International Conference on language regimes
Florian Coulmas
coulmas at uni-duisburg.de
Fri Mar 12 13:52:10 UTC 2004
An international conference on "Changing Language Regimes in Globalizing
Environments, Europe and Japan" will be hosted by the Department of Modern
Japanese Studies and the Interdisciplinary Centre of the Humanities of
Duisburg-Essen University, 31 March - 2 April 2004. For details see:
http://www.uni-duisburg.de/Fak2/IZG/veranstaltungen/symposien.htm
----- Original Message -----
From: "Harold F. Schiffman" <haroldfs at ccat.sas.upenn.edu>
To: "Language Policy-List" <lgpolicy-list at ccat.sas.upenn.edu>
Sent: Wednesday, March 10, 2004 2:31 PM
Subject: International Conference on Minority Languages
> Forwarded from Linguist-List: International Conference on Minority
> Languages
>
> Date: 01-Jul-2005 - 02-Jul-2005
> Location: Trieste, Italy
> Contact: Marina Ussai
> Contact Email: secretary.icml at slori.it
> Meeting URL: http://www.slori.org/conference/index.php
>
> Minority languages in post-2004 Europe. Problems and challenges.
>
> Trieste represented in the past a symbol of the multicultural Hapsburg
> empire. But later on, during the Fascist regime, it also became a symbol
> of ethnic and linguistic intolerance and nationalism. During the Cold War,
> it was a peripheral border town between West and East. It is now
> re-emerging as a meeting-point of diverse ethno-linguistic environments,
> languages and societies. As Trieste has to re-consider its own position
> and function in an enlarged Europe, the ICML-X would like to re-think some
> basic considerations concerning minority languages in the post-2004 Europe
> that will quite soon lead towards a possible United Europe.
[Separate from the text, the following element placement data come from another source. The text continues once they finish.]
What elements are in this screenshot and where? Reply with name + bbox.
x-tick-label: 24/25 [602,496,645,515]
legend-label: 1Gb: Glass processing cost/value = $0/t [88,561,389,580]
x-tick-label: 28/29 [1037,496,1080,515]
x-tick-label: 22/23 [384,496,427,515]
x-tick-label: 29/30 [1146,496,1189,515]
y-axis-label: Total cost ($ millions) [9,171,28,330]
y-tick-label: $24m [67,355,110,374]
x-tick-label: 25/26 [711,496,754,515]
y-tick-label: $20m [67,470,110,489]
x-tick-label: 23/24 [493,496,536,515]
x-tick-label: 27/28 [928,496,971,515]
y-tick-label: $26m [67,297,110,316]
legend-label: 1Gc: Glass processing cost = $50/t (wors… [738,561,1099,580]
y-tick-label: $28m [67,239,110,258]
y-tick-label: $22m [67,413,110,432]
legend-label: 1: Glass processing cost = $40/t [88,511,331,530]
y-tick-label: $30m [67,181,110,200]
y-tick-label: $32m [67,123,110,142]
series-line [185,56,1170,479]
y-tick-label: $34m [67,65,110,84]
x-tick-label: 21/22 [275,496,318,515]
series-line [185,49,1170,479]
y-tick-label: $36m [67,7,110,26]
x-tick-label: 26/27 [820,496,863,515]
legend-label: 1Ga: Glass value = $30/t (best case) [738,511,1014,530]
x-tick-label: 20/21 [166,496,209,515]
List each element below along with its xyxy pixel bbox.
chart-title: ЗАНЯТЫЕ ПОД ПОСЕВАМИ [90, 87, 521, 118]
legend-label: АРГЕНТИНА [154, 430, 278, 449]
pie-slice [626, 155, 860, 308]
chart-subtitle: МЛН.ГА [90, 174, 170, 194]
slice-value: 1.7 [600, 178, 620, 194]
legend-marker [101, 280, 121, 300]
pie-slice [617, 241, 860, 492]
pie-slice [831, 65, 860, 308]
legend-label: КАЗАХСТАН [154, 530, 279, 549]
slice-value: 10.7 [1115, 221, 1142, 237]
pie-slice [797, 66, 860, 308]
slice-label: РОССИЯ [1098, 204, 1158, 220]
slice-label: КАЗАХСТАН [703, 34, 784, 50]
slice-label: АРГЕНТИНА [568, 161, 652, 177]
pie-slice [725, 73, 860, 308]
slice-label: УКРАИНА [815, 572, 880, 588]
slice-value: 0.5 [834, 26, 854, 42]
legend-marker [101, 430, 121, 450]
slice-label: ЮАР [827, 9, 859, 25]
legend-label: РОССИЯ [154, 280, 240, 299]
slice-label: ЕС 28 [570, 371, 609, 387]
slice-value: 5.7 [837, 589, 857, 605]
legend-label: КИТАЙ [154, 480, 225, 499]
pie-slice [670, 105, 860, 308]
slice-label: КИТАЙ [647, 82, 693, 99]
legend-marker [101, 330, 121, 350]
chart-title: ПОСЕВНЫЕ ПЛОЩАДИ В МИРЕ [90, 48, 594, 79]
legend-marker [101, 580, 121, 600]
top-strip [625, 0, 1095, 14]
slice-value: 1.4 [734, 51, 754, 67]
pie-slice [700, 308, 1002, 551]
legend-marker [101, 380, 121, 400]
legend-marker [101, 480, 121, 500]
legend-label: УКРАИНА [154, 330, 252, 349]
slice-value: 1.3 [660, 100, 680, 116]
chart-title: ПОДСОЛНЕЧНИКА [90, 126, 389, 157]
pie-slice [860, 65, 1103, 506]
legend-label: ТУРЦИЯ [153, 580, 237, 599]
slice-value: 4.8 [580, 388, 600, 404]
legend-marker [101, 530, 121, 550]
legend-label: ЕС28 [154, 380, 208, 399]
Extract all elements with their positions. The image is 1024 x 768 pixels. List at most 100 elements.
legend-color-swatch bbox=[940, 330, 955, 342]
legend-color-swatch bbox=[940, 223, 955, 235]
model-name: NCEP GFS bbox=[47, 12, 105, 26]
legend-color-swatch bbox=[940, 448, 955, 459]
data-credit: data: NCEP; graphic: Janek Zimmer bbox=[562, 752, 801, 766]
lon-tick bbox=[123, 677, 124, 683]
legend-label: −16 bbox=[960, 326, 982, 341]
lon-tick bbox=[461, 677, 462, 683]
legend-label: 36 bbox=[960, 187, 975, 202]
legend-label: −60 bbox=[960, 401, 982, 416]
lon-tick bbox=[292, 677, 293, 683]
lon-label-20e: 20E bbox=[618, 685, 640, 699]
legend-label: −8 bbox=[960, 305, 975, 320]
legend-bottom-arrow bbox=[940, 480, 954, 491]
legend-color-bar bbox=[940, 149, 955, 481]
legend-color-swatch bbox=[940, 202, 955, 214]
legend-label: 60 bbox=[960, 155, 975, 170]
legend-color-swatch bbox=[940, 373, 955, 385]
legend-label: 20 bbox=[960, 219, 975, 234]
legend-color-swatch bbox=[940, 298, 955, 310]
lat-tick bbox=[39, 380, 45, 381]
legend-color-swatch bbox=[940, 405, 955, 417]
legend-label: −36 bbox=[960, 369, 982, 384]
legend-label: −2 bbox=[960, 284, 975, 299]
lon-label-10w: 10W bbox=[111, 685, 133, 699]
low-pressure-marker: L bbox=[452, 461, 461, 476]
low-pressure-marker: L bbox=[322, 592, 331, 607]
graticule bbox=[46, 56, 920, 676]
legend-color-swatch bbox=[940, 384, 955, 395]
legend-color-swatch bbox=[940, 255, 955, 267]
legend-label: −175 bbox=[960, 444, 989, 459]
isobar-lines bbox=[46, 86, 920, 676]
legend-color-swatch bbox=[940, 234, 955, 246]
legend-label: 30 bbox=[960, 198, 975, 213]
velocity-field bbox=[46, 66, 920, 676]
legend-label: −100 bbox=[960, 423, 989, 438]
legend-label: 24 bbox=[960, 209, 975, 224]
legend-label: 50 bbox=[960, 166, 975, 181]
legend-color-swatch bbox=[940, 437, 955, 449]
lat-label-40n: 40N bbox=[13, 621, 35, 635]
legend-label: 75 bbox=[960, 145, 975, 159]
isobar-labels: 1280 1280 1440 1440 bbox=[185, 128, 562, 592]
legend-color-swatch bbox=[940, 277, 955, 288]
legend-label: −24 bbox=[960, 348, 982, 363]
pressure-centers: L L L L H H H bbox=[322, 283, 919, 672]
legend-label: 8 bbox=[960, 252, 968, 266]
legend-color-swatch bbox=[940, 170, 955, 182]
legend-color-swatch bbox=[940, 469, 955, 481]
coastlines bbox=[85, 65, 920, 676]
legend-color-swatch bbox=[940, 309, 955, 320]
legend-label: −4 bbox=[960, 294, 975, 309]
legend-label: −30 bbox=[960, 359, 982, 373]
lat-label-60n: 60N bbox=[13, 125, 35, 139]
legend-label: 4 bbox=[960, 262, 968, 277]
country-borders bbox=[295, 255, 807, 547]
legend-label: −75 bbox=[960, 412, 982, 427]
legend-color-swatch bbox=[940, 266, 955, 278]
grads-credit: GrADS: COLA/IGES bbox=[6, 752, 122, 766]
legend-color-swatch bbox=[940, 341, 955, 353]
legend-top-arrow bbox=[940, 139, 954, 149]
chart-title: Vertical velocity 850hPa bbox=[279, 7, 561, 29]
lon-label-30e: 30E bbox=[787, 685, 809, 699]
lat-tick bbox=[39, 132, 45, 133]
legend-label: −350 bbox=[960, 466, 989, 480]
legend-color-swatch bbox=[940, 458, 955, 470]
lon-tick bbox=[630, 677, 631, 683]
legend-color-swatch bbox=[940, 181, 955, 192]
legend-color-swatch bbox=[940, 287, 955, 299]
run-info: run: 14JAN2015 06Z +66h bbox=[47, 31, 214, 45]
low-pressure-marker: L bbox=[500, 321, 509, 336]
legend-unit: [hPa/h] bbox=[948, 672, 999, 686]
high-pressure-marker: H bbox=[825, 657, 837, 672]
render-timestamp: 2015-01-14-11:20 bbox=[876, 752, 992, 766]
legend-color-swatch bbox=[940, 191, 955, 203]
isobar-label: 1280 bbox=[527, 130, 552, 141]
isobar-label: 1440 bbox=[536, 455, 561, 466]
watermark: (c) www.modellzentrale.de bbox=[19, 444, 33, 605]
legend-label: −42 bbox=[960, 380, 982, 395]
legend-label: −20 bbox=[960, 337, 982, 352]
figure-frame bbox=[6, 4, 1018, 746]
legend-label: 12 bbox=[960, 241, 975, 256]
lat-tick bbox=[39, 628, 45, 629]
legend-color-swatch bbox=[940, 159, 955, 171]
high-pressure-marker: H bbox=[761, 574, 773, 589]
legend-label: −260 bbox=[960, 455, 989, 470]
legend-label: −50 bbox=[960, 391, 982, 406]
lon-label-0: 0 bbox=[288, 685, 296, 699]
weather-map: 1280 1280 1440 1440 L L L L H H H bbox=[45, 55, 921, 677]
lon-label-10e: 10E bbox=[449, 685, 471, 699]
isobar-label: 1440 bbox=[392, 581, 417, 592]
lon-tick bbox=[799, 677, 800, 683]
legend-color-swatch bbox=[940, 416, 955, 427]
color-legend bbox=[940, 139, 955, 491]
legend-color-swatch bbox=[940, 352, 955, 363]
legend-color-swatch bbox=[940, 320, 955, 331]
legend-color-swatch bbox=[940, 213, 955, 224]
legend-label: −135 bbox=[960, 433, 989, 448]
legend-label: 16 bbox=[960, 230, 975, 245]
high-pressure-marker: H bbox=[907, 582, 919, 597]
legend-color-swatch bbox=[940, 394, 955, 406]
Language is
> definitely one of the basic discriminants of ethnic and national
> difference, its typology and intensity of use indicates the dimension and
> the quality of different cultural spaces, the success of its survival
> across different generations, the vitality of language codes, its level of
> social attraction and status.Emigration, social and political events in
> Europe, especially in marginal areas or in those of cultural contact,
> contributed substantially to radical changes of the original language map
> creating multiethnic and multilanguage areas as well as quite common
> variable identities.The big challenge for modern Europe is to create
> social, economic, and political integration maintaining cultural
> diversities and thus offering a new model of civilisation that will not
> coincide with the Americanisation and the "melting pot".This new European
> model will be tested and eventually come into action in many European
> contact areas. Contact between different nations, ethnic and linguistic
> communities, and the creation of rules for coexistence and the
> preservation of cultural peculiarities are the main issues.
>
> The elimination of the last national, ethnic and linguistic "borders"
> will imply a truly new idea, opposed to the traditional ethnocentric
> conceit and social behaviour based on the exclusion of "others" and
> "the different". It will be necessary to realise that among states
> different ethnic, regional and linguistic identities exist, and that
> the borders between them are everything but linear and definite.